A maioria dos líderes comunistas no mais poderoso círculo de tomada de decisão tem medo de duas coisas sobre o Massacre de Tiananmen. Primeiro, com medo de qualquer mudança, eles só querem manter as coisas como estão. Segundo, eles têm medo que uma vez que o processo comece, outros grupos possam fazer suas próprias demandas, e as dívidas antigas finalmente derrubem o Partido.

No entanto, a maioria dos líderes também sabe que resolver a questão do Massacre de Tiananmen poderia ser reconhecido pelo público e recuperar algum apoio para o Partido se for o momento certo. Qual é o momento certo? Quando o Partido está em grave crise e a liderança acredita que resolver o problema estenderia o regime do Partido, mesmo que por um curto período de tempo, esse é o momento certo.

O processo pode ser acelerado por alguns eventos imprevisíveis. Em 5 de abril, Wang Dan e vários outros líderes estudantis da Praça Tiananmen publicaram uma carta aberta à liderança do regime chinês. Na carta, eles pediram o direito de visitar a China, sua terra natal.

Se a carta aberta foi desencadeada pela demissão recente de Bo Xilai não está claro. Mas quando entrevistado pela Rádio Free Asia, Wang mencionou o discurso de Wen Jiabao sobre convidar as pessoas com opiniões diferentes para visitarem Zhongnanhai. Zhongnanhai, onde vivem os principais líderes do regime, é por vezes utilizado como sinônimo para a liderança do PCCh.

No dia seguinte, antes de qualquer resposta da China ser possível, Fang Lizhi morreu em sua casa no Arizona. Fang era um astrofísico de renome e proeminente dissidente chinês na década de 80. Ele é bem conhecido nos Estados Unidos por ter ficado na embaixada dos EUA em Pequim cerca de um ano antes de finalmente chegar à América.

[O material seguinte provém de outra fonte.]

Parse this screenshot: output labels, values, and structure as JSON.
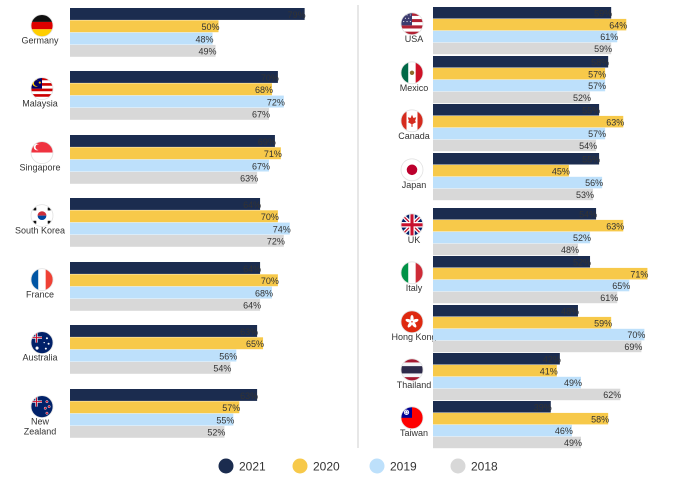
{
  "chart_data": {
    "type": "bar",
    "orientation": "horizontal",
    "unit": "%",
    "xlim": [
      0,
      100
    ],
    "grid": false,
    "legend_position": "bottom",
    "series": [
      {
        "name": "2021",
        "color": "#1b2c4f"
      },
      {
        "name": "2020",
        "color": "#f7c94a"
      },
      {
        "name": "2019",
        "color": "#bde0fb"
      },
      {
        "name": "2018",
        "color": "#d8d8d8"
      }
    ],
    "panels": [
      {
        "name": "left",
        "countries": [
          {
            "label": "Germany",
            "flag": "germany-flag",
            "values": [
              79,
              50,
              48,
              49
            ]
          },
          {
            "label": "Malaysia",
            "flag": "malaysia-flag",
            "values": [
              70,
              68,
              72,
              67
            ]
          },
          {
            "label": "Singapore",
            "flag": "singapore-flag",
            "values": [
              69,
              71,
              67,
              63
            ]
          },
          {
            "label": "South Korea",
            "flag": "south-korea-flag",
            "values": [
              64,
              70,
              74,
              72
            ]
          },
          {
            "label": "France",
            "flag": "france-flag",
            "values": [
              64,
              70,
              68,
              64
            ]
          },
          {
            "label": "Australia",
            "flag": "australia-flag",
            "values": [
              63,
              65,
              56,
              54
            ]
          },
          {
            "label": "New Zealand",
            "flag": "new-zealand-flag",
            "values": [
              63,
              57,
              55,
              52
            ]
          }
        ]
      },
      {
        "name": "right",
        "countries": [
          {
            "label": "USA",
            "flag": "usa-flag",
            "values": [
              59,
              64,
              61,
              59
            ]
          },
          {
            "label": "Mexico",
            "flag": "mexico-flag",
            "values": [
              58,
              57,
              57,
              52
            ]
          },
          {
            "label": "Canada",
            "flag": "canada-flag",
            "values": [
              55,
              63,
              57,
              54
            ]
          },
          {
            "label": "Japan",
            "flag": "japan-flag",
            "values": [
              55,
              45,
              56,
              53
            ]
          },
          {
            "label": "UK",
            "flag": "uk-flag",
            "values": [
              54,
              63,
              52,
              48
            ]
          },
          {
            "label": "Italy",
            "flag": "italy-flag",
            "values": [
              52,
              71,
              65,
              61
            ]
          },
          {
            "label": "Hong Kong",
            "flag": "hong-kong-flag",
            "values": [
              48,
              59,
              70,
              69
            ]
          },
          {
            "label": "Thailand",
            "flag": "thailand-flag",
            "values": [
              42,
              41,
              49,
              62
            ]
          },
          {
            "label": "Taiwan",
            "flag": "taiwan-flag",
            "values": [
              39,
              58,
              46,
              49
            ]
          }
        ]
      }
    ]
  }
}
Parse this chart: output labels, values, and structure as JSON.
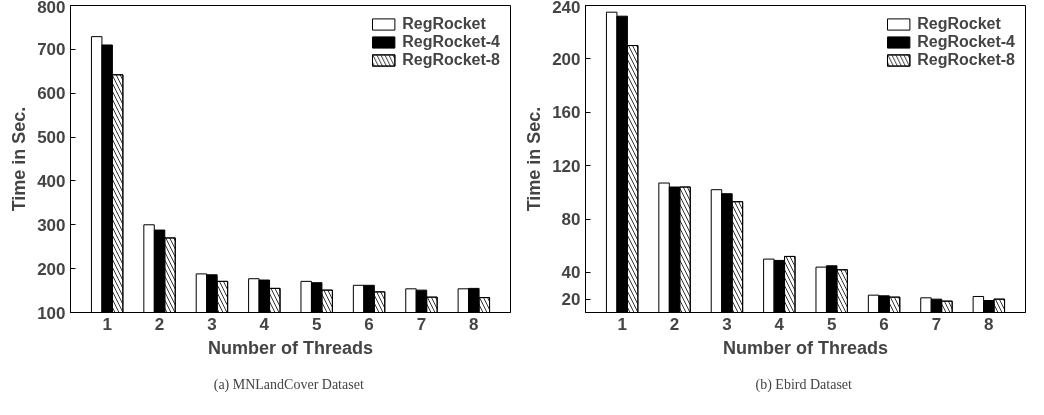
{
  "chart_data": [
    {
      "type": "bar",
      "categories": [
        "1",
        "2",
        "3",
        "4",
        "5",
        "6",
        "7",
        "8"
      ],
      "xlabel": "Number of Threads",
      "ylabel": "Time in Sec.",
      "ylim": [
        100,
        800
      ],
      "yticks": [
        100,
        200,
        300,
        400,
        500,
        600,
        700,
        800
      ],
      "legend": "top right",
      "grid": false,
      "annotations": [
        "(a)  MNLandCover Dataset"
      ],
      "series": [
        {
          "name": "RegRocket",
          "color": "#ffffff",
          "values": [
            729,
            300,
            188,
            177,
            171,
            162,
            154,
            154
          ]
        },
        {
          "name": "RegRocket-4",
          "color": "#000000",
          "values": [
            710,
            288,
            186,
            174,
            168,
            162,
            151,
            155
          ]
        },
        {
          "name": "RegRocket-8",
          "color": "#ffffff",
          "values": [
            642,
            270,
            171,
            155,
            151,
            147,
            135,
            134
          ]
        }
      ]
    },
    {
      "type": "bar",
      "categories": [
        "1",
        "2",
        "3",
        "4",
        "5",
        "6",
        "7",
        "8"
      ],
      "xlabel": "Number of Threads",
      "ylabel": "Time in Sec.",
      "ylim": [
        10,
        240
      ],
      "yticks": [
        20,
        40,
        80,
        120,
        160,
        200,
        240
      ],
      "legend": "top right",
      "grid": false,
      "annotations": [
        "(b)  Ebird Dataset"
      ],
      "series": [
        {
          "name": "RegRocket",
          "color": "#ffffff",
          "values": [
            235,
            107,
            102,
            50,
            44,
            23,
            21,
            22
          ]
        },
        {
          "name": "RegRocket-4",
          "color": "#000000",
          "values": [
            232,
            104,
            99,
            49,
            45,
            22.5,
            20,
            19
          ]
        },
        {
          "name": "RegRocket-8",
          "color": "#ffffff",
          "values": [
            210,
            104,
            93,
            52,
            42,
            21.5,
            18.5,
            20
          ]
        }
      ]
    }
  ]
}
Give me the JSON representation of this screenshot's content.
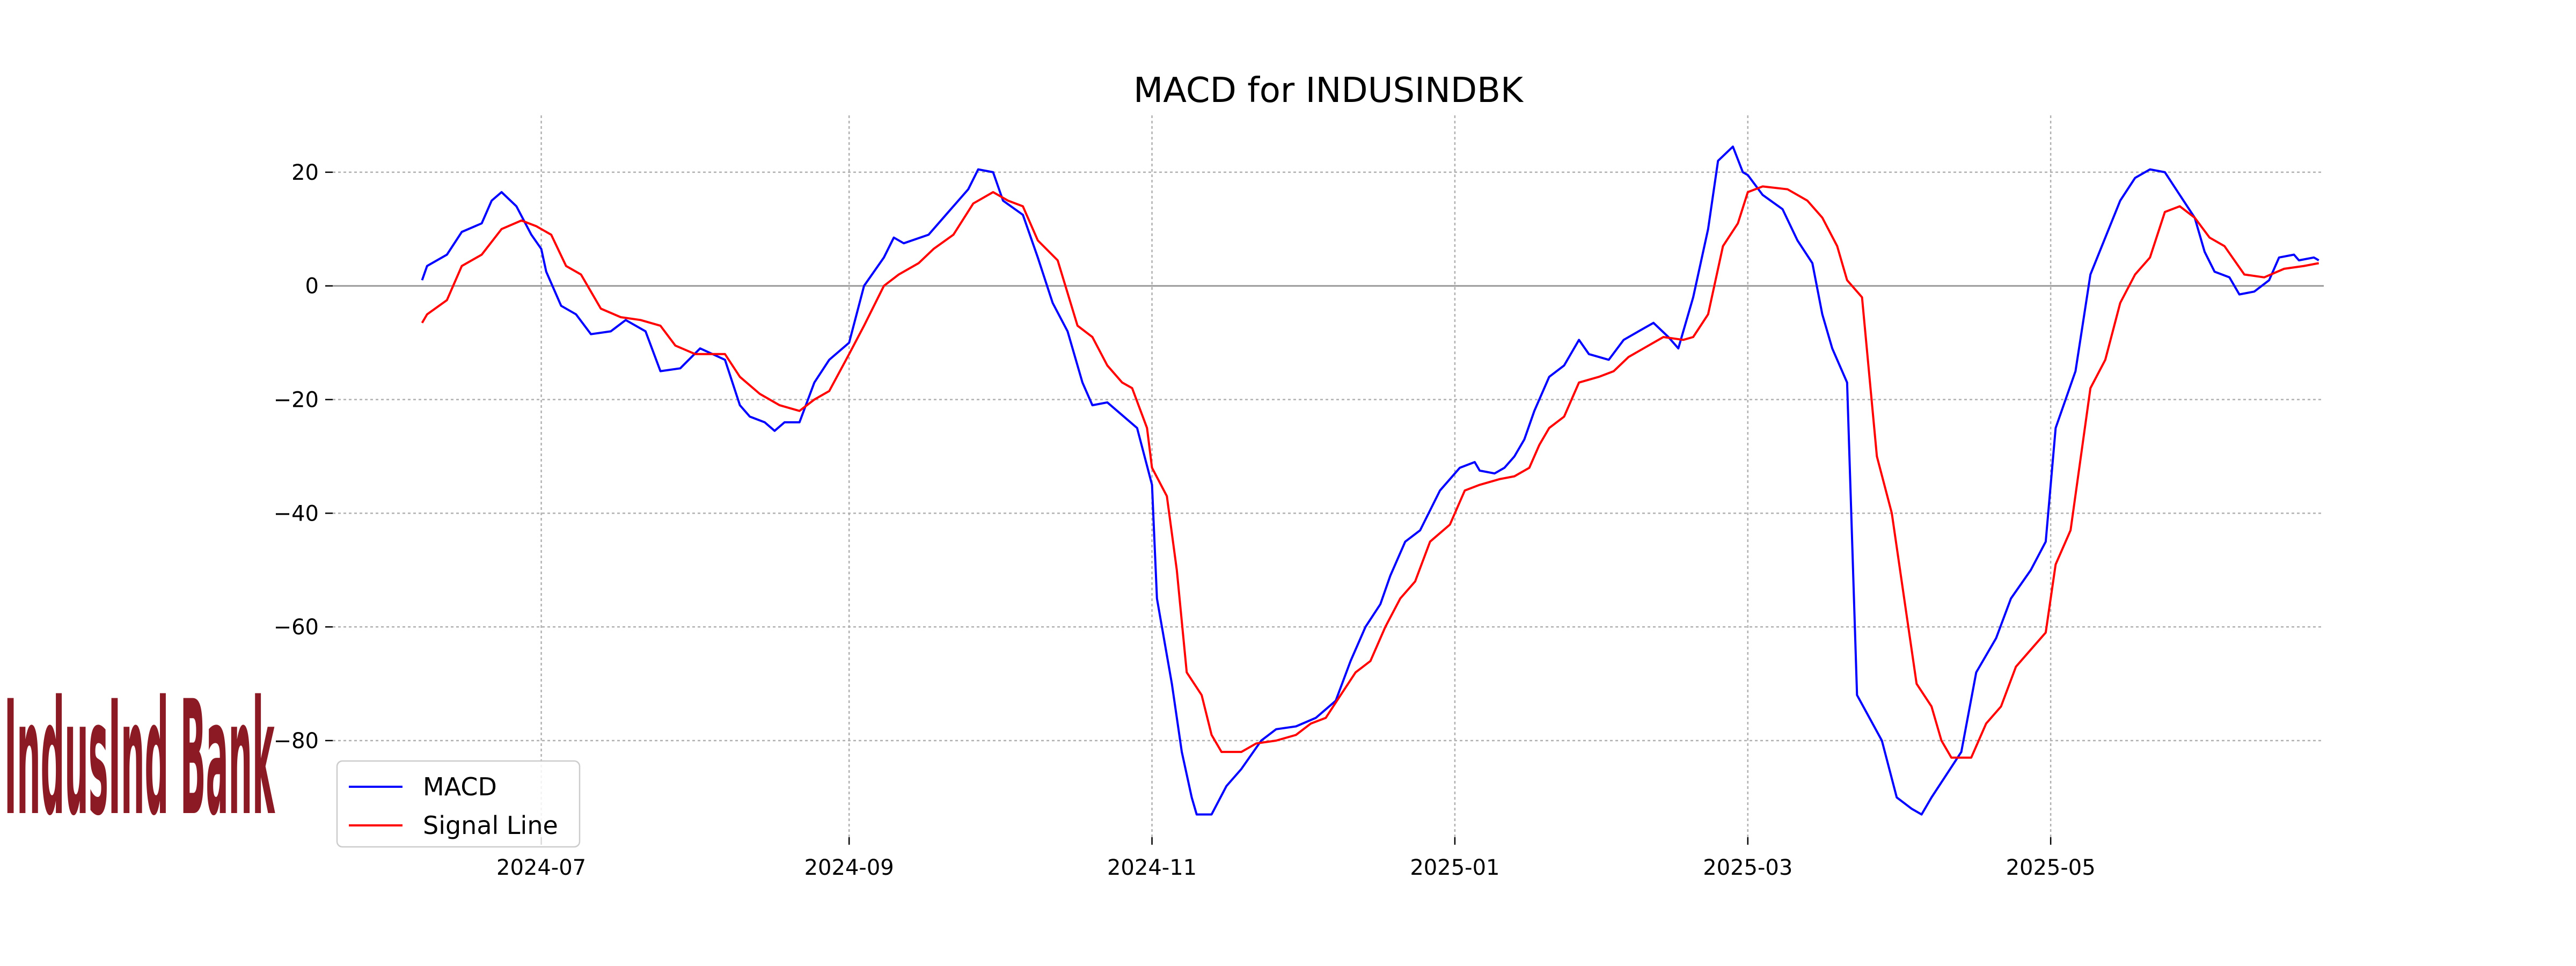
{
  "chart_data": {
    "type": "line",
    "title": "MACD for INDUSINDBK",
    "xlabel": "",
    "ylabel": "",
    "x_range": [
      "2024-05-20",
      "2025-06-25"
    ],
    "ylim": [
      -97,
      30
    ],
    "x_ticks": [
      {
        "date": "2024-07-01",
        "label": "2024-07"
      },
      {
        "date": "2024-09-01",
        "label": "2024-09"
      },
      {
        "date": "2024-11-01",
        "label": "2024-11"
      },
      {
        "date": "2025-01-01",
        "label": "2025-01"
      },
      {
        "date": "2025-03-01",
        "label": "2025-03"
      },
      {
        "date": "2025-05-01",
        "label": "2025-05"
      }
    ],
    "y_ticks": [
      {
        "value": 20,
        "label": "20"
      },
      {
        "value": 0,
        "label": "0"
      },
      {
        "value": -20,
        "label": "−20"
      },
      {
        "value": -40,
        "label": "−40"
      },
      {
        "value": -60,
        "label": "−60"
      },
      {
        "value": -80,
        "label": "−80"
      }
    ],
    "grid": true,
    "zero_line": true,
    "legend_position": "bottom-left",
    "series": [
      {
        "name": "MACD",
        "color": "#0000ff",
        "points": [
          [
            "2024-06-07",
            1
          ],
          [
            "2024-06-08",
            3.5
          ],
          [
            "2024-06-12",
            5.5
          ],
          [
            "2024-06-15",
            9.5
          ],
          [
            "2024-06-19",
            11
          ],
          [
            "2024-06-21",
            15
          ],
          [
            "2024-06-23",
            16.5
          ],
          [
            "2024-06-26",
            14
          ],
          [
            "2024-06-29",
            9
          ],
          [
            "2024-07-01",
            6.5
          ],
          [
            "2024-07-02",
            2.5
          ],
          [
            "2024-07-05",
            -3.5
          ],
          [
            "2024-07-08",
            -5
          ],
          [
            "2024-07-11",
            -8.5
          ],
          [
            "2024-07-15",
            -8
          ],
          [
            "2024-07-18",
            -6
          ],
          [
            "2024-07-22",
            -8
          ],
          [
            "2024-07-25",
            -15
          ],
          [
            "2024-07-29",
            -14.5
          ],
          [
            "2024-08-02",
            -11
          ],
          [
            "2024-08-07",
            -13
          ],
          [
            "2024-08-10",
            -21
          ],
          [
            "2024-08-12",
            -23
          ],
          [
            "2024-08-15",
            -24
          ],
          [
            "2024-08-17",
            -25.5
          ],
          [
            "2024-08-19",
            -24
          ],
          [
            "2024-08-22",
            -24
          ],
          [
            "2024-08-25",
            -17
          ],
          [
            "2024-08-28",
            -13
          ],
          [
            "2024-09-01",
            -10
          ],
          [
            "2024-09-04",
            0
          ],
          [
            "2024-09-08",
            5
          ],
          [
            "2024-09-10",
            8.5
          ],
          [
            "2024-09-12",
            7.5
          ],
          [
            "2024-09-17",
            9
          ],
          [
            "2024-09-21",
            13
          ],
          [
            "2024-09-25",
            17
          ],
          [
            "2024-09-27",
            20.5
          ],
          [
            "2024-09-30",
            20
          ],
          [
            "2024-10-02",
            15
          ],
          [
            "2024-10-06",
            12.5
          ],
          [
            "2024-10-09",
            5
          ],
          [
            "2024-10-12",
            -3
          ],
          [
            "2024-10-15",
            -8
          ],
          [
            "2024-10-18",
            -17
          ],
          [
            "2024-10-20",
            -21
          ],
          [
            "2024-10-23",
            -20.5
          ],
          [
            "2024-10-25",
            -22
          ],
          [
            "2024-10-29",
            -25
          ],
          [
            "2024-11-01",
            -35
          ],
          [
            "2024-11-02",
            -55
          ],
          [
            "2024-11-05",
            -70
          ],
          [
            "2024-11-07",
            -82
          ],
          [
            "2024-11-09",
            -90
          ],
          [
            "2024-11-10",
            -93
          ],
          [
            "2024-11-13",
            -93
          ],
          [
            "2024-11-16",
            -88
          ],
          [
            "2024-11-19",
            -85
          ],
          [
            "2024-11-23",
            -80
          ],
          [
            "2024-11-26",
            -78
          ],
          [
            "2024-11-30",
            -77.5
          ],
          [
            "2024-12-04",
            -76
          ],
          [
            "2024-12-08",
            -73
          ],
          [
            "2024-12-11",
            -66
          ],
          [
            "2024-12-14",
            -60
          ],
          [
            "2024-12-17",
            -56
          ],
          [
            "2024-12-19",
            -51
          ],
          [
            "2024-12-22",
            -45
          ],
          [
            "2024-12-25",
            -43
          ],
          [
            "2024-12-29",
            -36
          ],
          [
            "2025-01-02",
            -32
          ],
          [
            "2025-01-05",
            -31
          ],
          [
            "2025-01-06",
            -32.5
          ],
          [
            "2025-01-09",
            -33
          ],
          [
            "2025-01-11",
            -32
          ],
          [
            "2025-01-13",
            -30
          ],
          [
            "2025-01-15",
            -27
          ],
          [
            "2025-01-17",
            -22
          ],
          [
            "2025-01-20",
            -16
          ],
          [
            "2025-01-23",
            -14
          ],
          [
            "2025-01-26",
            -9.5
          ],
          [
            "2025-01-28",
            -12
          ],
          [
            "2025-02-01",
            -13
          ],
          [
            "2025-02-04",
            -9.5
          ],
          [
            "2025-02-07",
            -8
          ],
          [
            "2025-02-10",
            -6.5
          ],
          [
            "2025-02-13",
            -9
          ],
          [
            "2025-02-15",
            -11
          ],
          [
            "2025-02-18",
            -2
          ],
          [
            "2025-02-21",
            10
          ],
          [
            "2025-02-23",
            22
          ],
          [
            "2025-02-26",
            24.5
          ],
          [
            "2025-02-28",
            20
          ],
          [
            "2025-03-01",
            19.5
          ],
          [
            "2025-03-04",
            16
          ],
          [
            "2025-03-08",
            13.5
          ],
          [
            "2025-03-11",
            8
          ],
          [
            "2025-03-14",
            4
          ],
          [
            "2025-03-16",
            -5
          ],
          [
            "2025-03-18",
            -11
          ],
          [
            "2025-03-21",
            -17
          ],
          [
            "2025-03-23",
            -72
          ],
          [
            "2025-03-28",
            -80
          ],
          [
            "2025-03-31",
            -90
          ],
          [
            "2025-04-03",
            -92
          ],
          [
            "2025-04-05",
            -93
          ],
          [
            "2025-04-07",
            -90
          ],
          [
            "2025-04-10",
            -86
          ],
          [
            "2025-04-13",
            -82
          ],
          [
            "2025-04-16",
            -68
          ],
          [
            "2025-04-20",
            -62
          ],
          [
            "2025-04-23",
            -55
          ],
          [
            "2025-04-27",
            -50
          ],
          [
            "2025-04-30",
            -45
          ],
          [
            "2025-05-02",
            -25
          ],
          [
            "2025-05-06",
            -15
          ],
          [
            "2025-05-09",
            2
          ],
          [
            "2025-05-12",
            8.5
          ],
          [
            "2025-05-15",
            15
          ],
          [
            "2025-05-18",
            19
          ],
          [
            "2025-05-21",
            20.5
          ],
          [
            "2025-05-24",
            20
          ],
          [
            "2025-05-27",
            16
          ],
          [
            "2025-05-30",
            12
          ],
          [
            "2025-06-01",
            6
          ],
          [
            "2025-06-03",
            2.5
          ],
          [
            "2025-06-06",
            1.5
          ],
          [
            "2025-06-08",
            -1.5
          ],
          [
            "2025-06-11",
            -1
          ],
          [
            "2025-06-14",
            1
          ],
          [
            "2025-06-16",
            5
          ],
          [
            "2025-06-19",
            5.5
          ],
          [
            "2025-06-20",
            4.5
          ],
          [
            "2025-06-23",
            5
          ],
          [
            "2025-06-24",
            4.5
          ]
        ]
      },
      {
        "name": "Signal Line",
        "color": "#ff0000",
        "points": [
          [
            "2024-06-07",
            -6.5
          ],
          [
            "2024-06-08",
            -5
          ],
          [
            "2024-06-12",
            -2.5
          ],
          [
            "2024-06-15",
            3.5
          ],
          [
            "2024-06-19",
            5.5
          ],
          [
            "2024-06-23",
            10
          ],
          [
            "2024-06-27",
            11.5
          ],
          [
            "2024-06-30",
            10.5
          ],
          [
            "2024-07-03",
            9
          ],
          [
            "2024-07-06",
            3.5
          ],
          [
            "2024-07-09",
            2
          ],
          [
            "2024-07-13",
            -4
          ],
          [
            "2024-07-17",
            -5.5
          ],
          [
            "2024-07-21",
            -6
          ],
          [
            "2024-07-25",
            -7
          ],
          [
            "2024-07-28",
            -10.5
          ],
          [
            "2024-08-01",
            -12
          ],
          [
            "2024-08-07",
            -12
          ],
          [
            "2024-08-10",
            -16
          ],
          [
            "2024-08-14",
            -19
          ],
          [
            "2024-08-18",
            -21
          ],
          [
            "2024-08-22",
            -22
          ],
          [
            "2024-08-25",
            -20
          ],
          [
            "2024-08-28",
            -18.5
          ],
          [
            "2024-09-01",
            -12
          ],
          [
            "2024-09-04",
            -7
          ],
          [
            "2024-09-08",
            0
          ],
          [
            "2024-09-11",
            2
          ],
          [
            "2024-09-15",
            4
          ],
          [
            "2024-09-18",
            6.5
          ],
          [
            "2024-09-22",
            9
          ],
          [
            "2024-09-26",
            14.5
          ],
          [
            "2024-09-30",
            16.5
          ],
          [
            "2024-10-03",
            15
          ],
          [
            "2024-10-06",
            14
          ],
          [
            "2024-10-09",
            8
          ],
          [
            "2024-10-13",
            4.5
          ],
          [
            "2024-10-17",
            -7
          ],
          [
            "2024-10-20",
            -9
          ],
          [
            "2024-10-23",
            -14
          ],
          [
            "2024-10-26",
            -17
          ],
          [
            "2024-10-28",
            -18
          ],
          [
            "2024-10-31",
            -25
          ],
          [
            "2024-11-01",
            -32
          ],
          [
            "2024-11-04",
            -37
          ],
          [
            "2024-11-06",
            -50
          ],
          [
            "2024-11-08",
            -68
          ],
          [
            "2024-11-11",
            -72
          ],
          [
            "2024-11-13",
            -79
          ],
          [
            "2024-11-15",
            -82
          ],
          [
            "2024-11-19",
            -82
          ],
          [
            "2024-11-22",
            -80.5
          ],
          [
            "2024-11-26",
            -80
          ],
          [
            "2024-11-30",
            -79
          ],
          [
            "2024-12-03",
            -77
          ],
          [
            "2024-12-06",
            -76
          ],
          [
            "2024-12-09",
            -72
          ],
          [
            "2024-12-12",
            -68
          ],
          [
            "2024-12-15",
            -66
          ],
          [
            "2024-12-18",
            -60
          ],
          [
            "2024-12-21",
            -55
          ],
          [
            "2024-12-24",
            -52
          ],
          [
            "2024-12-27",
            -45
          ],
          [
            "2024-12-31",
            -42
          ],
          [
            "2025-01-03",
            -36
          ],
          [
            "2025-01-06",
            -35
          ],
          [
            "2025-01-10",
            -34
          ],
          [
            "2025-01-13",
            -33.5
          ],
          [
            "2025-01-16",
            -32
          ],
          [
            "2025-01-18",
            -28
          ],
          [
            "2025-01-20",
            -25
          ],
          [
            "2025-01-23",
            -23
          ],
          [
            "2025-01-26",
            -17
          ],
          [
            "2025-01-30",
            -16
          ],
          [
            "2025-02-02",
            -15
          ],
          [
            "2025-02-05",
            -12.5
          ],
          [
            "2025-02-08",
            -11
          ],
          [
            "2025-02-12",
            -9
          ],
          [
            "2025-02-16",
            -9.5
          ],
          [
            "2025-02-18",
            -9
          ],
          [
            "2025-02-21",
            -5
          ],
          [
            "2025-02-24",
            7
          ],
          [
            "2025-02-27",
            11
          ],
          [
            "2025-03-01",
            16.5
          ],
          [
            "2025-03-04",
            17.5
          ],
          [
            "2025-03-09",
            17
          ],
          [
            "2025-03-13",
            15
          ],
          [
            "2025-03-16",
            12
          ],
          [
            "2025-03-19",
            7
          ],
          [
            "2025-03-21",
            1
          ],
          [
            "2025-03-24",
            -2
          ],
          [
            "2025-03-27",
            -30
          ],
          [
            "2025-03-30",
            -40
          ],
          [
            "2025-04-02",
            -58
          ],
          [
            "2025-04-04",
            -70
          ],
          [
            "2025-04-07",
            -74
          ],
          [
            "2025-04-09",
            -80
          ],
          [
            "2025-04-11",
            -83
          ],
          [
            "2025-04-15",
            -83
          ],
          [
            "2025-04-18",
            -77
          ],
          [
            "2025-04-21",
            -74
          ],
          [
            "2025-04-24",
            -67
          ],
          [
            "2025-04-27",
            -64
          ],
          [
            "2025-04-30",
            -61
          ],
          [
            "2025-05-02",
            -49
          ],
          [
            "2025-05-05",
            -43
          ],
          [
            "2025-05-09",
            -18
          ],
          [
            "2025-05-12",
            -13
          ],
          [
            "2025-05-15",
            -3
          ],
          [
            "2025-05-18",
            2
          ],
          [
            "2025-05-21",
            5
          ],
          [
            "2025-05-24",
            13
          ],
          [
            "2025-05-27",
            14
          ],
          [
            "2025-05-30",
            12
          ],
          [
            "2025-06-02",
            8.5
          ],
          [
            "2025-06-05",
            7
          ],
          [
            "2025-06-09",
            2
          ],
          [
            "2025-06-13",
            1.5
          ],
          [
            "2025-06-17",
            3
          ],
          [
            "2025-06-21",
            3.5
          ],
          [
            "2025-06-24",
            4
          ]
        ]
      }
    ]
  },
  "logo": {
    "text": "IndusInd Bank",
    "color": "#8b1a24"
  }
}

Ele e sua esposa entraram na embaixada em 5 de junho de 1989, o segundo dia do Massacre de Tiananmen. Ele viveu no exílio a partir de então e nunca teve a chance de voltar à China.

Sem desculpas

Reabilitação na China significa que as autoridades injustamente acusaram, criticaram, torturaram, ou prenderam alguém, e depois anunciaram sua inocência total ou parcial. Nenhuma desculpa é oferecida, se a reabilitação é feita com ou sem compensação financeira. É uma decisão unilateral, é pegar ou largar.

Reabilitação é a maneira de provar que o Partido está sempre correto e grandioso. Espera-se que o acusado injustamente sinta-se grato por isso. Mas algumas vítimas e parte do público acreditam que o PCCh não tem o direito de retratar o movimento estudantil. Eles acreditam que o PCCh deve admitir e pedir desculpas pelos crimes que cometeu e pedir perdão às famílias das vítimas e ao povo.

Mesmo se a reabilitação realmente acontecesse, isso não significa que o Partido mudou. O Partido tem feito coisas semelhantes antes. Em 1981, após a Revolução Cultural terminar, o PCCh passou a “Resolução sobre certas questões na história do nosso Partido desde a fundação da República Popular da China”.

A maioria dos eventos discutidos na seção “Resolução” são as campanhas políticas nas quais milhões de pessoas sofreram ou foram mortas. O Partido admitiu alguns erros cometidos, mas se recusou a admitir outros. Por exemplo, o Partido se recusou a admitir que a campanha antidireitista estava errada. O Partido só admitiu que ela foi expandida. Nessa campanha, as vítimas diretas são estimadas entre 0,5 e 2 milhões.

Essa “Resolução” foi saudada como prova da grandeza do Partido. Isso não impediu o Massacre de Tiananmen, oito anos depois, e certamente não parou a perseguição ao Falun Gong em 1999, e que continua até hoje. O Partido sempre aprende as lições erradas da história, e certamente fará o mesmo no futuro.